A conversa com um amigo de infância, cujos pais são médicos, é uma das lembranças do médico de família e comunidade João Marcelo Porcionato sobre o momento em que ele decidiu, ainda no Ensino Médio, que seguiria a profissão celebrada neste 18 de outubro. “Ele contou que sua mãe dizia que para ser médico é preciso gostar de ajudar as pessoas. Aquilo me marcou muito.”
Porcionato não tinha qualquer inspiração familiar para seguir a Medicina. Seus pais foram criados na área rural, na cidade de Viradouro, e depois se mudaram para Bebedouro quando ele ainda tinha 3 anos de idade. Porém, sempre estimularam os dois filhos a estudar.
Depois de três anos de cursinho, o jovem universitário iniciou os estudos na Fameca/Unifipa. “Entrei na faculdade querendo ser cardiologista, era vidrado pelo coração. Quando fazia feira de ciências no colégio era sempre tema relacionado ao coração, eu achava fantástico”, lembra.
No primeiro ano da faculdade, Porcionato conheceu a especialidade Medicina de Família. Quem apresentou, em uma aula no anfiteatro da Fundação Padre Albino, foi o médico Carlos Roberto Surian, que hoje dá nome à unidade de saúde do bairro Nova Catanduva.
“Ele foi um dos meus maiores incentivadores para me tornar médico de família. Passei os seis anos de faculdade indo atrás, pois não se falava disso, não era dito como uma especialidade”, confidencia Porcionato, ponderando que a Medicina de Família está no rol das especialidades médicas desde o início, com registros no nome de Medicina Geral e Comunitária nos anos 70.
“A Medicina está tão focada em tornar o corpo humano em porções, se é cabeça é neurologista, osso ortopedista, coração cardiologista, que ninguém consegue valorizar ou enxergar o médico que olha para o paciente como um todo, que se preocupa com aquele sentimento; não consideram isso uma especialidade, porque o foco nas especialidades focais é muito grande.”
O médico de família, frisa Porcionato, faz a abordagem centrada na pessoa. “Eu foco na pessoa, não no que ela está reclamando. A queixa vai ser a porta de entrada para o início de um diálogo.”

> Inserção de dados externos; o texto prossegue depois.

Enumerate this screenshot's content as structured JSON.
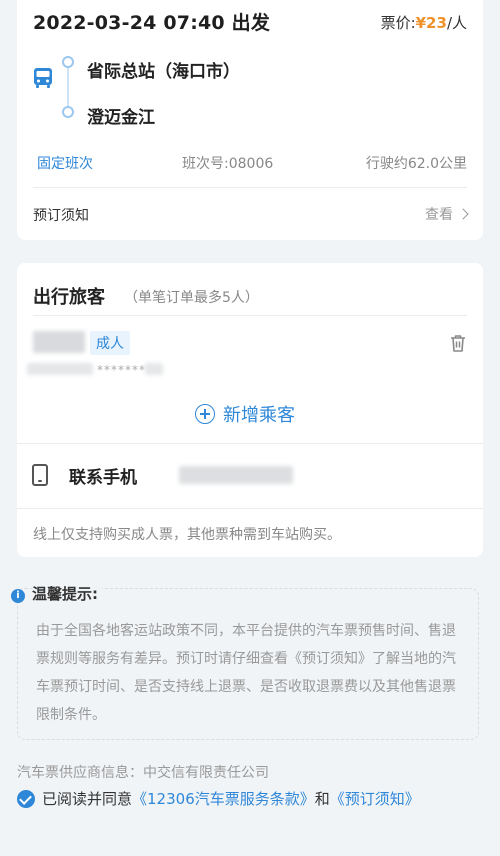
{
  "trip": {
    "departure": "2022-03-24 07:40 出发",
    "price_prefix": "票价:",
    "price": "¥23",
    "price_suffix": "/人",
    "from_station": "省际总站（海口市）",
    "to_station": "澄迈金江",
    "schedule_type": "固定班次",
    "schedule_no": "班次号:08006",
    "distance": "行驶约62.0公里",
    "notice_label": "预订须知",
    "view_label": "查看"
  },
  "passengers": {
    "title": "出行旅客",
    "hint": "（单笔订单最多5人）",
    "items": [
      {
        "type_tag": "成人",
        "masked_id": "*******"
      }
    ],
    "add_label": "新增乘客",
    "contact_label": "联系手机",
    "adult_only_note": "线上仅支持购买成人票，其他票种需到车站购买。"
  },
  "tips": {
    "icon": "i",
    "title": "温馨提示:",
    "body": "由于全国各地客运站政策不同，本平台提供的汽车票预售时间、售退票规则等服务有差异。预订时请仔细查看《预订须知》了解当地的汽车票预订时间、是否支持线上退票、是否收取退票费以及其他售退票限制条件。"
  },
  "footer": {
    "supplier": "汽车票供应商信息：中交信有限责任公司",
    "agree_prefix": "已阅读并同意",
    "terms_link": "《12306汽车票服务条款》",
    "and": "和",
    "notice_link": "《预订须知》"
  },
  "colors": {
    "accent": "#2f87d8",
    "price": "#f0922a",
    "background": "#f1f4f7"
  },
  "icons": [
    "bus-icon",
    "trash-icon",
    "add-circle-icon",
    "phone-icon",
    "info-icon",
    "check-circle-icon",
    "chevron-right-icon"
  ]
}
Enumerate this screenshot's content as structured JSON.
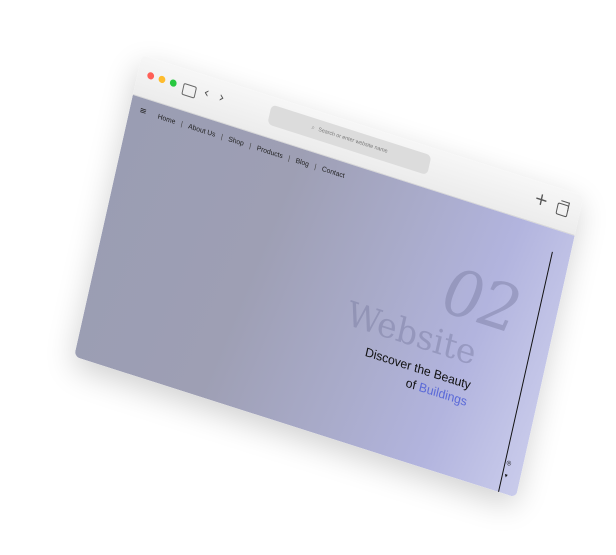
{
  "window": {
    "traffic_lights": [
      "#ff5f57",
      "#febc2e",
      "#28c840"
    ],
    "address_placeholder": "Search or enter website name"
  },
  "nav": {
    "items": [
      "Home",
      "About Us",
      "Shop",
      "Products",
      "Blog",
      "Contact"
    ],
    "separator": "|"
  },
  "hero": {
    "number": "02",
    "word": "Website",
    "line1": "Discover the Beauty",
    "line2_prefix": "of ",
    "line2_accent": "Buildings",
    "accent_color": "#5a69d8"
  },
  "icons": {
    "menu": "hamburger-icon",
    "sidebar": "sidebar-toggle-icon",
    "back": "chevron-left-icon",
    "forward": "chevron-right-icon",
    "search": "search-icon",
    "new_tab": "plus-icon",
    "tabs": "tabs-overview-icon",
    "social": [
      "instagram-icon",
      "twitter-icon"
    ]
  }
}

Ele dá como exemplo muito comum o paciente com dores no pescoço, que irradiam para a cabeça. “Esse paciente às vezes passa por dois ou três médicos, faz uma série de exames, ressonância e dá tudo normal. O médico olha para ele e fala: você não tem nada, mas o paciente está com cor. Por quê? Porque eu estou valorizando o resultado do exame, não deu nada, o paciente não tem nada, às vezes até parece que é frescura, e ninguém olha para a pessoa.”
Por outro lado, pontua, quando a abordagem é centralizada na pessoa, o médico de família consegue compreender o que está acontecendo. “Será que essa dor tem algum cunho relacionado ao estresse? Será que essa pessoa está passando um momento difícil na vida, que trabalha sobre forte pressão, eu preciso entender, eu vou entender essa pessoa inserida no trabalho, inserida na família, na comunidade que ela vive, para saber o que mais eu posso fazer para ajudá-la. Quando você faz essa abordagem, o paciente tem tendência de criar um vínculo maior com você, vai te falar realmente o que ela está sentindo, às vezes chora, desabafa.”
Diante do avanço da tecnologia na área médica, Porcionato alerta que a população tem a tendência de relacionar quantidade de exames ao cuidado médico. “Será que o fato de eu pedir dezenas de exames para um paciente significa que eu estou cuidando dele? Pelo exemplo anterior, pediu-se um monte de exame, falou-se para o paciente que ele não tinha nada, mas não se resolveu o problema dele. Ele continou com as dores.”
“Na verdade o cuidado médico precisa se dar de maneira pessoal, humanizada, com conversa, com informações, com uma boa comunicação. Eu vejo que isso também falta muito”, opina.